If the election is tight, two Republican tactics — one well known and the other just emerging from the political sewer — could be enough to defeat President Barack Obama.

The latter is a smear campaign from an organization called Special Operations OPSEC (spy talk for operational security) Education Fund, organized, Reuters reported, by a group of former spies and commandos with “extensive links to the Republican Party.” The group has produced a 22-minute film accusing Obama of leaking details of the Navy SEALs’ killing of Osama bin Laden and taking too much credit for it.

This is a reprise of the Republicans’ 2004 “Swift Boat” campaign in which they belittled war hero Sen. John Kerry, the Democratic presidential nominee, for his combat experience skippering patrol boats during the Vietnam War. As improbable and outrageous as the attacks were, their repetition during a close election may have created an impression among the undecided and doubters that Kerry had exaggerated, if not falsified, his war experience.

Reuters’ Mark Hosenball and Alexander Cohen found out that the treasurer of OPSEC is Michael Smith, president of a 2008 campaign group called Majority America that was largely funded by Ohio businessman Carl Lindner, who also backed the 2004 Swift Boat campaign. No doubt OPSEC and its ads, financed by secretive sources, will be a campaign fixture in the heated days of the fall, accusing Obama of leaking details of the bin Laden operation to enhance his reputation as a tough national security leader.

Even more dangerous to the president than 2012’s swift-boating is a nationwide effort by Republican-controlled state governments to make it difficult for potential Obama supporters to cast their ballots, with statutes that, for example, require voters to present identification at their polling places. The Brennan Center for Justice, a critic of such laws, said in a report that “these new restrictions fall most heavily on young, minority and low-income voters, as well as on voters with disabilities.” These tend to be low turnout voters and those who may find it difficult to navigate through the new laws.

For a valuable, evenhanded take on the subject, read the new book “The Voting Wars” by professor Richard Hasen of UC Irvine. He writes:

“The best argument against voter identification laws is not that they will have a large effect — they most likely won’t — but that such laws are unnecessary to prevent voter fraud, and in a razor-thin election we cannot dismiss the partisan ramifications of disenfranchising even a small number of voters for no good reason. This is especially true because election administrators may administer voter ID laws in a discriminatory manner.”

And every indication, every poll, predicts this will be a razor-thin election.

With many state governments in Republican hands, Democrats should be afraid that state bosses, and the local officials they influence, will team up against Obama, just as Florida election officials did against Al Gore in 2000.

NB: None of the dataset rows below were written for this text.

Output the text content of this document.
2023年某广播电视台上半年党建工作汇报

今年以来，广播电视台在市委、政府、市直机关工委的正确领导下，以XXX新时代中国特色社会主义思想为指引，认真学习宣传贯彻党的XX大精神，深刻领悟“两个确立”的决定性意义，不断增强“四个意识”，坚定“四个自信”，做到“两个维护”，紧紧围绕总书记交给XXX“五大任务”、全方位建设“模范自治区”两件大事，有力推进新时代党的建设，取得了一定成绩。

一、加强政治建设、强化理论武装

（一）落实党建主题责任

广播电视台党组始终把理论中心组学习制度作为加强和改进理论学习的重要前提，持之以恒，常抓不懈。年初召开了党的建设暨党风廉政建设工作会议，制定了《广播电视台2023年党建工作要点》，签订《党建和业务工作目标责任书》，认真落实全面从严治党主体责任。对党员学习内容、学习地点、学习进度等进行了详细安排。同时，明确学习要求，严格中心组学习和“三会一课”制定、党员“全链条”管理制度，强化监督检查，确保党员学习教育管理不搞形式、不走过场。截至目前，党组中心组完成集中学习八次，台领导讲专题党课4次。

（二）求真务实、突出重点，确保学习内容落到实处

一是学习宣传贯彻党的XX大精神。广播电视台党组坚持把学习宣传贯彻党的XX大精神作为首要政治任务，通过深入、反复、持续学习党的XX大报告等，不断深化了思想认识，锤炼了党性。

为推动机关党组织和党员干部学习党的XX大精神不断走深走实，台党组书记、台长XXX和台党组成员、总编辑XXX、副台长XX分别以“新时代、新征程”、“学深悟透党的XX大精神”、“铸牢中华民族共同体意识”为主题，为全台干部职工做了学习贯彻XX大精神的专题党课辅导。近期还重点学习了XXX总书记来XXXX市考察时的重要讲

The voter laws, most of which passed last year, were the result of gains made by the Republicans when they won a majority of the nation’s state legislative seats in 2010. That election paved the way for restrictive state laws on abortion, contraception, immigration and, of special relevance this year, voting. Election laws, such as those requiring voters to show identification, have passed in 19 states, according to the Brennan Center. They include some of those where the races are tight and which may decide the election: Florida, Iowa, New Hampshire, Ohio, Wisconsin and Pennsylvania.

When Pennsylvania passed its voter ID law, the Republican-controlled House’s majority leader, Mike Turzai, listing legislators’ accomplishments, included “Voter ID, which is gonna allow Governor Romney to win the state of Pennsylvania.” Obama is leading Mitt Romney by 6.5 percent in the state, according to the Real Clear Politics average of state surveys. Whether the law will accomplish Turzai’s purpose of carrying Pennsylvania for Romney, it certainly makes voting tough for anyone without a car.

These difficulties were detailed by Linda Rhodes of Pennsylvania’s Patriot-News in a story linked from Hasen’s Election Law Blog. Rhodes explained the challenging process of getting an ID card if you’ve never had a driver’s license. You must visit the state transportation department, fill out an Application for Initial Photo Identification Card and “bring in a Social Security card and one of the following: Certificate of U.S. citizenship, certificate of naturalization or a birth certificate with a raised seal. In addition, you must bring two proofs of residency, such as lease agreements, utility bills, mortgage documents, W-2 forms or tax records.” If you’ve lost your birth certificate, it’s much more complex, requiring two trips to the transportation department office.

The Republican legislatures of the other battleground states have put up their own obstacles, all of them seemingly designed to make it hard for Obama supporters to vote, and, with the help of Republican election lawyers, to create a complicated legal morass.

This is not the kind of issue that will be covered in-depth by the rushed and financially stressed political media. It will be left to institutions such as the Brennan Center and people such as Hasen and other blogging legal scholars. Nor will there be many thorough stories on the commercials of the Special Operations OPSEC Education Fund targeting Obama’s role in the bin Laden killing. The secrecy allowed by Citizens United and related court decisions has permitted the financiers of the ads to work in secret.

Unless reporters unexpectedly do their jobs, the Republicans will succeed in their hidden campaign.